Thursday, June 20, 2019

The Anti Beach Read

Kate Tigue is the Head of Youth Services at the Morrill Memorial Library. Read her column in the June 20, 2019 edition of the Norwood Transcript and Bulletin. 



Summer is finally here and now is the time of year when every book-related website publishes its own spin on the beloved “beach read”. Many readers start to look for stories that aren’t too weighty or serious but still keep their attention. The plots are usually fast-moving and the ends are often happy.  These books are meant to satisfy and relax but not ruin the good vibes of your vacation.  In theory, this is a wonderful idea. In practice, I’m terrible at finding good beach reads.

I’ve never been able to master the art of the beach read.  They truly sound wonderful. I could cross off some titles from my GoodReads yearly challenge with books that are light and not too difficult to finish. I could actually relax on the beach with a book!  I try. I really do. Every year, I scour the shelves at the library, looking for titles that will keep me afloat during the summer months, for books without tortured main characters or depressing subjects.  Each year, I fail.  Sometimes I end up reading the classics or occasionally a thick, highly involved young adult fantasy novel.  I will give myself a little credit: at least, my anti-beach reads occasionally set in hot climates. That is sort of appropriate for summer, right?

At the start of my first summer as a librarian in Norwood five years ago, I was organizing the school summer reading books assigned to high school students and noticed “Jane Eyre” was an option for incoming sophomores. I was never assigned “Jane Eyre” during my own academic career and never really went out of my way to read anything from the Bronte sisters unless a teacher specifically directed me to. I grabbed a copy, thinking my summer reading could benefit from some good writing. Further research indicated that some scholars think “Jane Eyre” was the prototype for the modern young adult novel, one of my favorite genres. My interest was piqued and I decided Jane Eyre was going to be my beach read! Meaning I would read it. At the beach.

I spent the next few sunny days plowing through “Jane Eyre” at the beach, occasionally taking my iPhone out of its plastic bag protector and using my newly downloaded dictionary app to look up the many unknown words I encountered. This is what I mean by failing at the beach read. People who put together beach read lists do not choose titles that require a  reader to use a dictionary app in order to fully appreciate the dialogue.
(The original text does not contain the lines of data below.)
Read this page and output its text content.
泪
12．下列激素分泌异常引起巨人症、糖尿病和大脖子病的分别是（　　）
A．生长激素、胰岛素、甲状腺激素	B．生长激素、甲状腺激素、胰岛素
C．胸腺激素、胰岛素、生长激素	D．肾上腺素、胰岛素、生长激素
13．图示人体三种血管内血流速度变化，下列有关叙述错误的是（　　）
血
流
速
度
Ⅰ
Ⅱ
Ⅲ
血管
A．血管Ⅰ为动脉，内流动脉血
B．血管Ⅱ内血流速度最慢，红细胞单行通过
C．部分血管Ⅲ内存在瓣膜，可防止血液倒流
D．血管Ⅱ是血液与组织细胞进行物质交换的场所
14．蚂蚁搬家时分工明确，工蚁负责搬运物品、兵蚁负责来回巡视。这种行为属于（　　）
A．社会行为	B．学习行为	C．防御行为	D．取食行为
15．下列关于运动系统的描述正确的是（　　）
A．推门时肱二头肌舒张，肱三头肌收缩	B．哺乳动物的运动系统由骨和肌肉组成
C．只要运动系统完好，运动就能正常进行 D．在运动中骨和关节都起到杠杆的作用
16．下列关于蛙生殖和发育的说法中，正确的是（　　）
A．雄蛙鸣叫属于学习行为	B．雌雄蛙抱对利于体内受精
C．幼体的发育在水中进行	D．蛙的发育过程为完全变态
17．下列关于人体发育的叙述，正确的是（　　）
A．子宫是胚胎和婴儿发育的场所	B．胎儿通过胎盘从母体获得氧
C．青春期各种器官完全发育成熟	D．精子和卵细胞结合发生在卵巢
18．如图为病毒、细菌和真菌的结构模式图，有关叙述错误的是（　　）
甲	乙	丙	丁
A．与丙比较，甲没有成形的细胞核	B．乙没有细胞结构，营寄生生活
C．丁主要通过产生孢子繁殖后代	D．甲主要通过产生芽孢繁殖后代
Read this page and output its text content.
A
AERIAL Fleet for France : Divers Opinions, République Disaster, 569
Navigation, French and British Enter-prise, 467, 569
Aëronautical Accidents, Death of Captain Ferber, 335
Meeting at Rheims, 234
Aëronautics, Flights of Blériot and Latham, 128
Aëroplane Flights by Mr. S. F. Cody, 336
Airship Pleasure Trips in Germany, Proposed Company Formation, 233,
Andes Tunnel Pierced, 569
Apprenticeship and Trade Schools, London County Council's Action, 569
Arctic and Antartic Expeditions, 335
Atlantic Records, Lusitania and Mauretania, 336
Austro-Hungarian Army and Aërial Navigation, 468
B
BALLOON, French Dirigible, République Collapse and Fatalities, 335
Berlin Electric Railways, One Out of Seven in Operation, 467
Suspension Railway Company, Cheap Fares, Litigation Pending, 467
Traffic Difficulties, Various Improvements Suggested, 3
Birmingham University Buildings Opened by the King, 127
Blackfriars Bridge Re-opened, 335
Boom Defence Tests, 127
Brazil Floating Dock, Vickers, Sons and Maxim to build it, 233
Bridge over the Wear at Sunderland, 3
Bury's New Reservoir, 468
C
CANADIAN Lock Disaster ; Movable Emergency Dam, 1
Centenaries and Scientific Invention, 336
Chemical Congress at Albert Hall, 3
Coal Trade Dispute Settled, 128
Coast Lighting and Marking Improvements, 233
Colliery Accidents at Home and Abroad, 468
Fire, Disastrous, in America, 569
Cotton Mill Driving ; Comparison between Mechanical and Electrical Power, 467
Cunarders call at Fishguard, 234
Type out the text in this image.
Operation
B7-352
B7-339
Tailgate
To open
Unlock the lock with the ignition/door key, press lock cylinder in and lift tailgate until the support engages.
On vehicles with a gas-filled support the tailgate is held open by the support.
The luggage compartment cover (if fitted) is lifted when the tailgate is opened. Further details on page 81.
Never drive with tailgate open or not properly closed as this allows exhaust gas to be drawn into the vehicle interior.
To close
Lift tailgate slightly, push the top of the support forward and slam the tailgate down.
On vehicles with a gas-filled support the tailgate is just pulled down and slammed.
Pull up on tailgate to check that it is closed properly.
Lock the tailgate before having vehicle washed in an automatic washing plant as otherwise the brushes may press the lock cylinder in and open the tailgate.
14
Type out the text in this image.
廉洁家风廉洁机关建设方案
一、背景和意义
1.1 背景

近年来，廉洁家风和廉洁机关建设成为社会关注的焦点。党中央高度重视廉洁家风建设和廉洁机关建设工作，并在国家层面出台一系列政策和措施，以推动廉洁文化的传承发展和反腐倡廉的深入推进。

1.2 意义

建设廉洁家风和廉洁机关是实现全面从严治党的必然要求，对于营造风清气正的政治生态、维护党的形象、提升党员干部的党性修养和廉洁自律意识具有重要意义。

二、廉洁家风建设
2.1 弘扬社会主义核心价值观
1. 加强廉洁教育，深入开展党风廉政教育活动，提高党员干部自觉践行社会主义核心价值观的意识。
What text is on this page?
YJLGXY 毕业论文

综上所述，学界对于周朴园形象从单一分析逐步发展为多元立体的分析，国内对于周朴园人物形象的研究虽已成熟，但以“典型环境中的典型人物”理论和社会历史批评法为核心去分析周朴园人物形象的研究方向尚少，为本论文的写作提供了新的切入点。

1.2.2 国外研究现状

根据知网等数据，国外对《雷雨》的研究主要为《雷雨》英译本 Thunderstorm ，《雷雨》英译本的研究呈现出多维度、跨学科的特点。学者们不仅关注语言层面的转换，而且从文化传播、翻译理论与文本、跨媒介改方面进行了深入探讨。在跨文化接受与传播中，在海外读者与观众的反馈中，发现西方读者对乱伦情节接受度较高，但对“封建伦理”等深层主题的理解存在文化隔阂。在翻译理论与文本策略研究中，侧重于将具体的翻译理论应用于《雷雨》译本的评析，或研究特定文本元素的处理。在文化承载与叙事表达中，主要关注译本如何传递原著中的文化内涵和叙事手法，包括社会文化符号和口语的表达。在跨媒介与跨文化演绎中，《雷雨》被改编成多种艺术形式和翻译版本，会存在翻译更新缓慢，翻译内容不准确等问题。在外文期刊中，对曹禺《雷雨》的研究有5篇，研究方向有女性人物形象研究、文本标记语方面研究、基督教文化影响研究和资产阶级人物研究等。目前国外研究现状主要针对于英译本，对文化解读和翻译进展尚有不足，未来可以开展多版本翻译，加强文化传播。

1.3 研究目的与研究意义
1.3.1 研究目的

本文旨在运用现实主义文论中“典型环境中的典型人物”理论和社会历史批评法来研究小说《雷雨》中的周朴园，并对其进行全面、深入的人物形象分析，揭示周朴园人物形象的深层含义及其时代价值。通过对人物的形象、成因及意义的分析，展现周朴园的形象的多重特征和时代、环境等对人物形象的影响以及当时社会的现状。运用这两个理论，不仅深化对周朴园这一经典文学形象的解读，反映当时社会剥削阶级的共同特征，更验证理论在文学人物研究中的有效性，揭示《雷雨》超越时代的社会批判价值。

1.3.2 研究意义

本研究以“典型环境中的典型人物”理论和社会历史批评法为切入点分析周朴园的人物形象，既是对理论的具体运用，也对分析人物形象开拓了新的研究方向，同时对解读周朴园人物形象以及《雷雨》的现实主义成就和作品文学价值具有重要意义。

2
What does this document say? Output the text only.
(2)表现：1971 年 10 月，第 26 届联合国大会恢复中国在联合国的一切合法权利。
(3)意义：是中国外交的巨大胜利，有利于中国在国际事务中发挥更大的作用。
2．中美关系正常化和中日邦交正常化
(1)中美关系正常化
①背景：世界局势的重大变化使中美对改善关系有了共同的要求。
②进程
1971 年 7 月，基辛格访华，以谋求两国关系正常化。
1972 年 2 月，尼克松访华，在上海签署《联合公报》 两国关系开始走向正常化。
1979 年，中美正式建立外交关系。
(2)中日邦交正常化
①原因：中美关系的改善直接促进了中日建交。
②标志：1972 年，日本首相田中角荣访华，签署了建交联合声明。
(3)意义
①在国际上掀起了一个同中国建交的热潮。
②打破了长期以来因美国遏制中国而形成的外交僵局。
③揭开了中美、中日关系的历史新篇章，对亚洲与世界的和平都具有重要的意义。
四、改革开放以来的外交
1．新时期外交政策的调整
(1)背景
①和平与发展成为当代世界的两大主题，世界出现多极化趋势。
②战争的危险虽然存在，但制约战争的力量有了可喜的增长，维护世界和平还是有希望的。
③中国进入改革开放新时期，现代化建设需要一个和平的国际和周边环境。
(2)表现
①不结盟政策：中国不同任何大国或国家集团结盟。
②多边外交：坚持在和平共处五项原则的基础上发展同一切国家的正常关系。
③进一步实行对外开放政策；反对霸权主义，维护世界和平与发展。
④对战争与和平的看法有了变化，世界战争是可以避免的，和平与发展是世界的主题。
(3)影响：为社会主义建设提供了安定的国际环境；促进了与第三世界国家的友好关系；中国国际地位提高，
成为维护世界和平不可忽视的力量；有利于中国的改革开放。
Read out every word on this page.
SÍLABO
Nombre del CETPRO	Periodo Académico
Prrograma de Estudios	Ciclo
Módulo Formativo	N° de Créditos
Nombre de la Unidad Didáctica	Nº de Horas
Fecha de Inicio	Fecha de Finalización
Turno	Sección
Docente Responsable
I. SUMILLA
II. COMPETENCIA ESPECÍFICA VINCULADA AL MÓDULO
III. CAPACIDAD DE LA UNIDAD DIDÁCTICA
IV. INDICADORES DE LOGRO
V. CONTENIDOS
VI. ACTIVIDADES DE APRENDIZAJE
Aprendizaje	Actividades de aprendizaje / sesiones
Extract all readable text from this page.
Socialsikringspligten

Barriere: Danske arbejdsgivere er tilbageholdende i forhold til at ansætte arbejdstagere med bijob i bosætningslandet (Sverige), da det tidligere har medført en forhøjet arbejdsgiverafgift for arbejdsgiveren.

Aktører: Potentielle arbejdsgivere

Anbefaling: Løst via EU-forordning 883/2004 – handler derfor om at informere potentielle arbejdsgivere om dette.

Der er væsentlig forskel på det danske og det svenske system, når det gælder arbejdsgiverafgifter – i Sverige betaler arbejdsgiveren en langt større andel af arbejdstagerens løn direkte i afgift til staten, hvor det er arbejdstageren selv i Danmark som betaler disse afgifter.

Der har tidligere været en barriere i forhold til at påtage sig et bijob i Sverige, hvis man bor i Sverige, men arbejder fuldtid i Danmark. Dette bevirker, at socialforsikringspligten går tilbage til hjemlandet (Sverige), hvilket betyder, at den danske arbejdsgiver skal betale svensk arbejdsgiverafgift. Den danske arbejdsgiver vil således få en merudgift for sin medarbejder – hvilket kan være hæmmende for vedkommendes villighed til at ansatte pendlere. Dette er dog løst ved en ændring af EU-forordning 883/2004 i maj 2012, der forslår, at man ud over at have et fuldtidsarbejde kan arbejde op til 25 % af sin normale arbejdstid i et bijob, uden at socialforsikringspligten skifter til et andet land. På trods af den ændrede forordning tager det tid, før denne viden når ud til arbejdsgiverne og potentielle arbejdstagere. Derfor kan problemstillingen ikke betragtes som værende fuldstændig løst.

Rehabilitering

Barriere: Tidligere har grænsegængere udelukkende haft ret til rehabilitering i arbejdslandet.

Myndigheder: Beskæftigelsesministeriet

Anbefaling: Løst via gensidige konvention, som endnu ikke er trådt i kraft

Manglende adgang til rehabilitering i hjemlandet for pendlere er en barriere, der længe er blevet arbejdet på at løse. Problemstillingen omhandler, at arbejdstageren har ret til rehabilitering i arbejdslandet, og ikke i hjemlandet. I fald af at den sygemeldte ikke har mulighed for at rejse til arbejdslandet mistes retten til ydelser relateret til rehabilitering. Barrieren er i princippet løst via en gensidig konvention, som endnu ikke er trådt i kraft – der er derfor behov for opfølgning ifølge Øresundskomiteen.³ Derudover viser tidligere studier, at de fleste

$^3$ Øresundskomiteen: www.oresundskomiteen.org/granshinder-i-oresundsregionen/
Furthermore, “Jane Eyre” takes place in dark and rainy England. Wild storms and drizzly weather provide the atmospheric setting for this coming of age story, making it decidedly not very summery. But the story and characters are so absorbing and compelling that I was not deterred by the book’s length or dreary setting.

In contrast, last summer’s choice of “Calypso” by David Sedaris had a more appropriate setting. Like most of his writing, Sedaris includes a number of humorous essays on his family. The main thread running through Calypso is Sedaris’ impulse buy of a summer home on the North Carolina shore. He envisions wonderful family holidays where siblings and their families will gratefully gather and thank him for his prodigious generosity.  They will enjoy each other’s company and everyone will get along. Sedaris’ dreams are shattered the minute he announces the purchase to his family and they argue over what bawdy name they should give the new beach house.

While Sedaris’s essays are funny in a darkly comic way, his real purpose is the exploration of what means to grow older with siblings and dealing with the death of a family member. HIs light tone adds a sense of irony to sad topics he covers, including the mental health issues and suicide of one of his sisters. Definitely not traditional beach read material. But Sedaris’s ability to find humor in every day, mundane things show what a coping mechanism it truly is during life’s difficult patches. He doesn’t shy away from the hard parts of middle age and relationships but he never leaves his own character unexamined. Of course, he manages to always find a way to include himself as one of the targets of his vicious wit.

When I look over my reading history, especially my summer reading history, I’m forced to realize that I’ll never be a beach reader. I’ll read at the beach for sure. But if my book past suggests anything, it's that I just don’t gravitate toward the light and fluffy. Not that there’s anything wrong with light and fluffy.  If you love a good beach read, keep clicking through all the links for summer’s hottest book lists. But if you are like me, accept that your reading habits aren’t going to change simply because it’s summer and keep plowing through your copy of “War and Peace”.